Responses of central pattern generators in the American lobster STNS to multiple members of a novel neuropeptide family
Date: 2020-01-01
Creator: Benjamin Harley Wong
Access: Open access
- Neuropeptides are important modulators of neural activity, allowing neural networks, such as the central pattern generators (CPGs) that control rhythmic movements, to alter their output and thus generate behavioral flexibility. Isoforms of a neuropeptide family vary in physical structure, allowing potentially distinct functional neuromodulatory effects on CPG systems. While some familial neuropeptide isoforms can differentially affect a system, others in the same family may elicit indistinguishable effects. Here, we examined the effects elicited by members of a novel family of six peptide hormone isoforms (GSEFLamides: I-, M-, AL-, AM-, AV-, and VM-GSEFLamide) on the pyloric filter and gastric mill CPGs in the stomatogastric nervous system (STNS) of the American lobster, Homarus americanus. Recent unpublished work from the Dickinson lab found that five of the six GSEFLamides elicited similar increases in contraction amplitude when perfused through the isolated lobster heart, while one (AVGSEFLamide) had virtually no effect. Using extracellular recordings, we found the pattern of GSEFLamide effects on the STNS gastric mill to be similar to the pattern observed in the lobster cardiac system; the gastric mill circuit was fairly consistently activated by all isoforms except AVGSEFLamide.
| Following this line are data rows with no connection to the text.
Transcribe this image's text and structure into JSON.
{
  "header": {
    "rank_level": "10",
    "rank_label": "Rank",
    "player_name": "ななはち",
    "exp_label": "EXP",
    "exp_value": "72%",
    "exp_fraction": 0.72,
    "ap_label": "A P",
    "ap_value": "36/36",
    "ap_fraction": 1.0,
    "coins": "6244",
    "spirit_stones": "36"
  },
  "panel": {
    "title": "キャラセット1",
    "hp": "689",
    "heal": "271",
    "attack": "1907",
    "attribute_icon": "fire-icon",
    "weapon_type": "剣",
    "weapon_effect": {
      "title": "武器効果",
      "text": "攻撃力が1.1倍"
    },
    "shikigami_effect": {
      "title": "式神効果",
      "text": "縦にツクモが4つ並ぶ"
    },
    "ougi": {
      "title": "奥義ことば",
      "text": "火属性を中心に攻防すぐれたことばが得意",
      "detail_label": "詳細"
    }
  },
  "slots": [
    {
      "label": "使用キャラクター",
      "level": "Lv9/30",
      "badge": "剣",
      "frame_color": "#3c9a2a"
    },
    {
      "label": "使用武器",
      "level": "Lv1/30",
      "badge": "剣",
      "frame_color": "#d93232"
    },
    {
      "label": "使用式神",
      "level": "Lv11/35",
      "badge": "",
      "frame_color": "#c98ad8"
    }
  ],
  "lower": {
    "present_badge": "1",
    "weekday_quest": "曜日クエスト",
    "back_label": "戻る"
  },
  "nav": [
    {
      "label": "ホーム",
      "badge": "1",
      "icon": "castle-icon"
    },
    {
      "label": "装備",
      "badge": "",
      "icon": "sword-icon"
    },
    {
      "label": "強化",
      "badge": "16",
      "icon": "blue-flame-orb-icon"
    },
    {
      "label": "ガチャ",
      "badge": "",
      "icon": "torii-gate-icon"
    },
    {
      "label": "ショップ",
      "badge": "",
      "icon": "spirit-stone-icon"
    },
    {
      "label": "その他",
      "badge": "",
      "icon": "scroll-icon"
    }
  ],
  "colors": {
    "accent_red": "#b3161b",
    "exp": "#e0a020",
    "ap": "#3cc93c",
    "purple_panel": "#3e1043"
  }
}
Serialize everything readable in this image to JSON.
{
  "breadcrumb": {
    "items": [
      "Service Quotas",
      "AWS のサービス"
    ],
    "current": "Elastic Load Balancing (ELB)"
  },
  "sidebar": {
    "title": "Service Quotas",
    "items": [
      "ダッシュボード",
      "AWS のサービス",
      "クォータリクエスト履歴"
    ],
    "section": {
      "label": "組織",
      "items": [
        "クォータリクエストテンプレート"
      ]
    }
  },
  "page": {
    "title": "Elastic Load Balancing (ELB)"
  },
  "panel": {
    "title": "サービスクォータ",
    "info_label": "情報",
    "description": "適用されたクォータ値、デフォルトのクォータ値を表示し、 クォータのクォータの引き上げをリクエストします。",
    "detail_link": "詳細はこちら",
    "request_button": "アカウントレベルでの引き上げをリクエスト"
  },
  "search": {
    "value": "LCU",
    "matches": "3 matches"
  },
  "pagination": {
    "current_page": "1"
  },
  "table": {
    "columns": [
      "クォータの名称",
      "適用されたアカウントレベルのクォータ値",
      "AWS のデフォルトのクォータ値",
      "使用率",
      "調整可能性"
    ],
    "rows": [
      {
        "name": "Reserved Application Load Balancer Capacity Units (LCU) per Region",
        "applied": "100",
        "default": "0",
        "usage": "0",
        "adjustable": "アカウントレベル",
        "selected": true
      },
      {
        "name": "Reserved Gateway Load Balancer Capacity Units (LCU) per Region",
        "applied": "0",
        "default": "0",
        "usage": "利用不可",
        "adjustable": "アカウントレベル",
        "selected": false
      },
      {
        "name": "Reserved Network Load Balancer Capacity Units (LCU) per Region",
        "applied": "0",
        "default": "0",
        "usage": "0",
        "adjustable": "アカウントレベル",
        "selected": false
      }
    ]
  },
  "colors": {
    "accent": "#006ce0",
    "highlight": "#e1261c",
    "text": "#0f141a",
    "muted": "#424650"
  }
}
The intrinsically active pyloric pattern was also significantly enhanced by three out of five peptide isoforms, and nearly significantly enhanced by two more, but was likewise non-responsive to AVGSEFLamide. While the reason AVGSEFLamide had no effect on either pattern is unknown, the similar phenomenon noted in the isolated whole heart potentially indicates that this isoform lacks any function in the lobster.